Lillifoot Product Categories

I posted a note on the 9th March about upgrading the Lillifoot website. After spending parts of 4 weekends, and a few late nights during the week, I finally reached a stage where I felt confident enough to push the changes to the unsuspecting public. Have a look here: http://www.lillifoot.co.uk

With a cursory glance, you might think that not much has changed. Probably the first thing to catch your eye would be the two new  “buttons” on the home page:

Gender Buttons
Gender Buttons

These buttons can be used to drill down to a gender specific landing page. This was the primary use case I wanted to handle: help the customer discover interesting content on the website. In many cases the customer may be thinking something along the lines of “I need to find new trainers for little Johnny”. These buttons sit in a part of the screen that draws attention to them. I’m not completely happy with what is there now: they appear a bit sterile, and don’t quite render properly on IE right now. Ideally, I would like to find some subtle image of a boy and a girl I could work into the button background.

Clicking on either the boys or the girls will navigate to the category selection page:

Category Buttons

Clicking through on any of those buttons will navigate to a top level category page. These same category pages can also be accessed via the expanded product navigation menu to the left:

Category Navigation

The category landing pages are very similar to before, execept the layout has been compressed. Clicking on any individual show picture or title will open up a style-specific page, with a large picture.

The above describes the main changes. Overall, adding in the gender categories added another 20 pages, but adding the individual shoe pages added a significant number of new pages – there are now over 500 pages on the entire site.
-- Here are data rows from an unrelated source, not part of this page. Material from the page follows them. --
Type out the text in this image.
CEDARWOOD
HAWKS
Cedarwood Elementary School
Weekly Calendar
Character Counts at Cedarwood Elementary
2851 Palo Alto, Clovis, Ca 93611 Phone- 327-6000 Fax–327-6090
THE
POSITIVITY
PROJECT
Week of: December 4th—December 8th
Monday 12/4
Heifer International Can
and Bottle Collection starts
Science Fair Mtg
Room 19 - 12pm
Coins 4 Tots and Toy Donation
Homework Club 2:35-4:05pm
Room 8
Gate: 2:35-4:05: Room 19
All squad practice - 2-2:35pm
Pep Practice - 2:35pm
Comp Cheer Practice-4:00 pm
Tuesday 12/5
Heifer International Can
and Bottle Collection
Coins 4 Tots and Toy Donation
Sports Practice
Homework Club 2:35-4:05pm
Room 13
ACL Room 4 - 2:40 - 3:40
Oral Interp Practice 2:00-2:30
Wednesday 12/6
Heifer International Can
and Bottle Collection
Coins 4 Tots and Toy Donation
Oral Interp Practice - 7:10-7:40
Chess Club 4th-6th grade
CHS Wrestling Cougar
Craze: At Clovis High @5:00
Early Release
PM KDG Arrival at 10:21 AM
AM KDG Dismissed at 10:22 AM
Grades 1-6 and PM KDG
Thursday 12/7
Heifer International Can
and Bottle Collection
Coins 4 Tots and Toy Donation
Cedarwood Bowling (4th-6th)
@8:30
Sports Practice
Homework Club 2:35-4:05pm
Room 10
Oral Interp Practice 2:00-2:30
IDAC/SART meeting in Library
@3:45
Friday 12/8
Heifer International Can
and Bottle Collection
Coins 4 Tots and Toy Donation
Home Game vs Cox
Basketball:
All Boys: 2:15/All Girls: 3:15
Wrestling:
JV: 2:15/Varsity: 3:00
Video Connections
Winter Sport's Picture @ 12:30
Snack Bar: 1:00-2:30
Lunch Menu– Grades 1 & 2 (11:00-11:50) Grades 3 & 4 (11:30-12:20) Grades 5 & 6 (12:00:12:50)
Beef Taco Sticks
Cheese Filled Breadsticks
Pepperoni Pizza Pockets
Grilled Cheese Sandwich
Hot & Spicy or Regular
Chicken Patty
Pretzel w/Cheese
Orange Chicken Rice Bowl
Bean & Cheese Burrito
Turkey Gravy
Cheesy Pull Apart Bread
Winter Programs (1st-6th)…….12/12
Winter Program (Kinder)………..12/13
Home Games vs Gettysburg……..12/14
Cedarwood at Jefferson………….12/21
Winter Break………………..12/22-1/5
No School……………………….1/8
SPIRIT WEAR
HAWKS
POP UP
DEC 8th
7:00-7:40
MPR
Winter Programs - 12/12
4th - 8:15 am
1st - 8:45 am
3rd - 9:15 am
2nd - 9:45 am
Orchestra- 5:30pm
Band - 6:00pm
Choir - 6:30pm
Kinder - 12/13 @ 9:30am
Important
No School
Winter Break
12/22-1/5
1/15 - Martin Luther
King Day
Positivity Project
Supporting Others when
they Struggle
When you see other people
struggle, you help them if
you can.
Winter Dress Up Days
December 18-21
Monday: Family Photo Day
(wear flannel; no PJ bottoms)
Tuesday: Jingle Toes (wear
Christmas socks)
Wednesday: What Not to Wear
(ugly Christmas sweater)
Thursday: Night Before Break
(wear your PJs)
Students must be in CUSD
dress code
It’s been very interesting work for me. I’ve been getting my hands dirty with a lot of Ruby scripting and web design work, which is a diverting change from my day job (Java, Ant and CruiseControl at the moment). For me one of the most fascinating aspects of this change was how it would affect the web statistics.

Before I put this change live, I would have predicted that the bandwidth usage would have rocketed: there was a huge number of new pages, the all the new larger image sizes were now available. Strangely enough, this didn’t seem to change at all. There was a slight increase in the pages per visit, and most encouraging was the drop in the bounce rate from about 45% to 30% (that is, two thirds of visitors browse to more than one page). I’ll discuss some of the more interesting web statistics later.

All in all, I was pretty happy with the changes made, with the proviso that there is still a lot more tweaking to do, usability and otherwise.